IPv6 Subnet Calculator

Calculate detailed IPv6 subnet information including expanded and shortened address representations, prefix details, and total address count.

IPv6 CIDR Input

Understanding IPv6 Subnetting

IPv6 addresses are 128-bit identifiers written as eight groups of four hexadecimal digits separated by colons (e.g., 2001:0db8:85a3:0000:0000:8a2e:0370:7334). The vast address space of 2^128 addresses eliminates the need for NAT and provides enough subnets for every organisation to have a /48 prefix (65,536 subnets) with /64 subnets for each network segment.
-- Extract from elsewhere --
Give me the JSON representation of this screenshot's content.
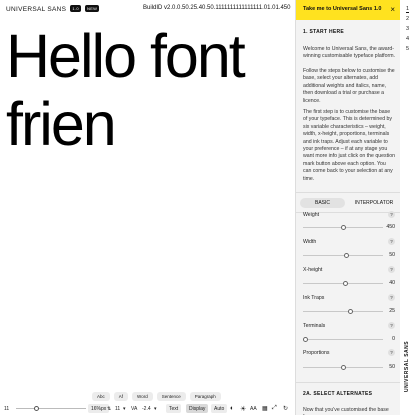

Two shorthand rules simplify IPv6 notation: leading zeros within each group can be omitted, and one contiguous sequence of zero groups can be replaced with ::.
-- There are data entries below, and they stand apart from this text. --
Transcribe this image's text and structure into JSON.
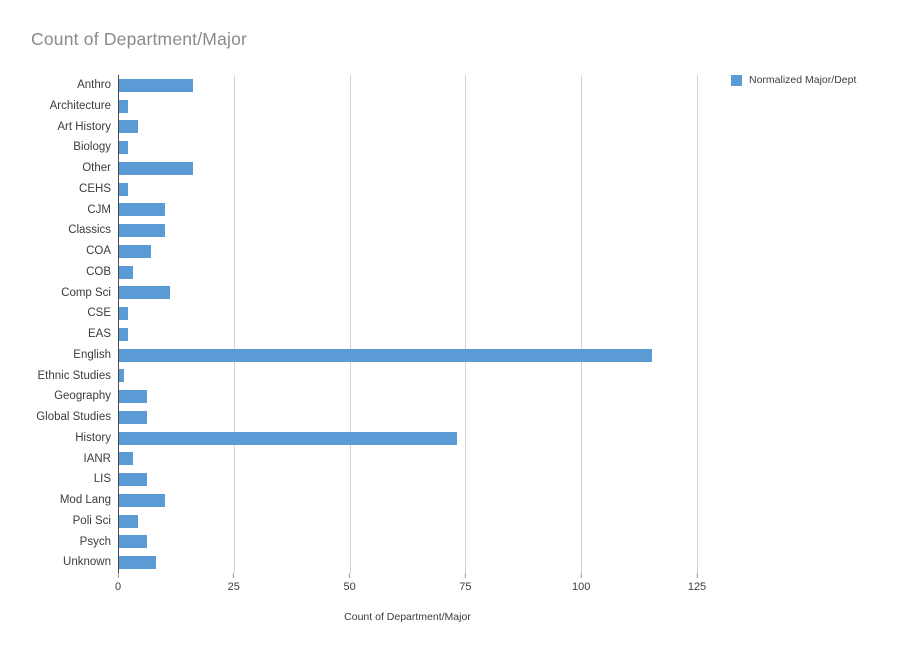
{
  "chart_data": {
    "type": "bar",
    "orientation": "horizontal",
    "title": "Count of Department/Major",
    "xlabel": "Count of Department/Major",
    "ylabel": "",
    "xlim": [
      0,
      125
    ],
    "xticks": [
      0,
      25,
      50,
      75,
      100,
      125
    ],
    "grid": true,
    "grid_axis": "x",
    "legend": {
      "position": "top-right",
      "entries": [
        {
          "label": "Normalized Major/Dept",
          "color": "#5b9bd5"
        }
      ]
    },
    "series": [
      {
        "name": "Normalized Major/Dept",
        "color": "#5b9bd5",
        "values": [
          16,
          2,
          4,
          2,
          16,
          2,
          10,
          10,
          7,
          3,
          11,
          2,
          2,
          115,
          1,
          6,
          6,
          73,
          3,
          6,
          10,
          4,
          6,
          8
        ]
      }
    ],
    "categories": [
      "Anthro",
      "Architecture",
      "Art History",
      "Biology",
      "Other",
      "CEHS",
      "CJM",
      "Classics",
      "COA",
      "COB",
      "Comp Sci",
      "CSE",
      "EAS",
      "English",
      "Ethnic Studies",
      "Geography",
      "Global Studies",
      "History",
      "IANR",
      "LIS",
      "Mod Lang",
      "Poli Sci",
      "Psych",
      "Unknown"
    ],
    "values": [
      16,
      2,
      4,
      2,
      16,
      2,
      10,
      10,
      7,
      3,
      11,
      2,
      2,
      115,
      1,
      6,
      6,
      73,
      3,
      6,
      10,
      4,
      6,
      8
    ]
  },
  "colors": {
    "bar": "#5b9bd5",
    "title": "#8a8a8a",
    "gridline": "#d4d4d4",
    "axis": "#4a4a4a",
    "text": "#3c3c3c",
    "background": "#ffffff"
  }
}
Subnetting in IPv6 follows a similar principle to IPv4 but with significantly more flexibility. The prefix length (e.g., /64) determines how many addresses belong to the subnet. Common prefix lengths include /64 (standard for most networks, providing 18,446,744,073,709,551,616 addresses per subnet), /56 (typically assigned to customer sites by ISPs), /48 (assigned to organisations), and /32 (assigned to larger ISPs). The /64 boundary is especially important because SLAAC (Stateless Address Auto-Configuration) requires a /64 subnet to generate host addresses from the interface identifier.

Our IPv6 subnet calculator takes any valid IPv6 CIDR notation, expands it to the full 32-character address with all leading zeros, and then intelligently shortens it using the :: notation for the longest sequence of zero groups. It also displays the prefix length and the total number of addresses in the subnet, which can be extremely large due to the 128-bit address space. This tool is essential for network engineers planning IPv6 deployments, auditing existing allocations, and understanding the relationship between different prefix lengths in hierarchical addressing schemes.

IPv6 Address Types and Allocation

IPv6 defines several address types with distinct scopes. Global Unicast Addresses (GUA) start with 2000::/3 and are routable on the public internet, analogous to public IPv4 addresses. Unique Local Addresses (ULA) use fc00::/7 and are the IPv6 equivalent of RFC 1918 private addresses — intended for internal networks, they are not routable on the global internet. Link-Local addresses (fe80::/10) are automatically assigned to every IPv6 interface and are used exclusively for communication on a single network segment, such as Neighbor Discovery Protocol (NDP) operations and routing protocol adjacencies.

Unlike IPv4, IPv6 mandates that every interface can have multiple addresses simultaneously — a link-local address for local communication, potentially a ULA for internal reachability, and one or more GUAs for global connectivity. The /64 boundary is critically important: SLAAC (Stateless Address Auto-Configuration) requires a /64 subnet to derive the interface identifier from the EUI-64 or privacy extension mechanism. Using smaller prefixes such as /68 or /72 breaks SLAAC compatibility and may cause connectivity issues with hosts that expect a /64 boundary. When planning IPv6 deployments, always allocate on nibble (4-bit) boundaries for clean summarisation, and reserve sufficient space for each site or region using a hierarchical scheme that mirrors your organisational structure.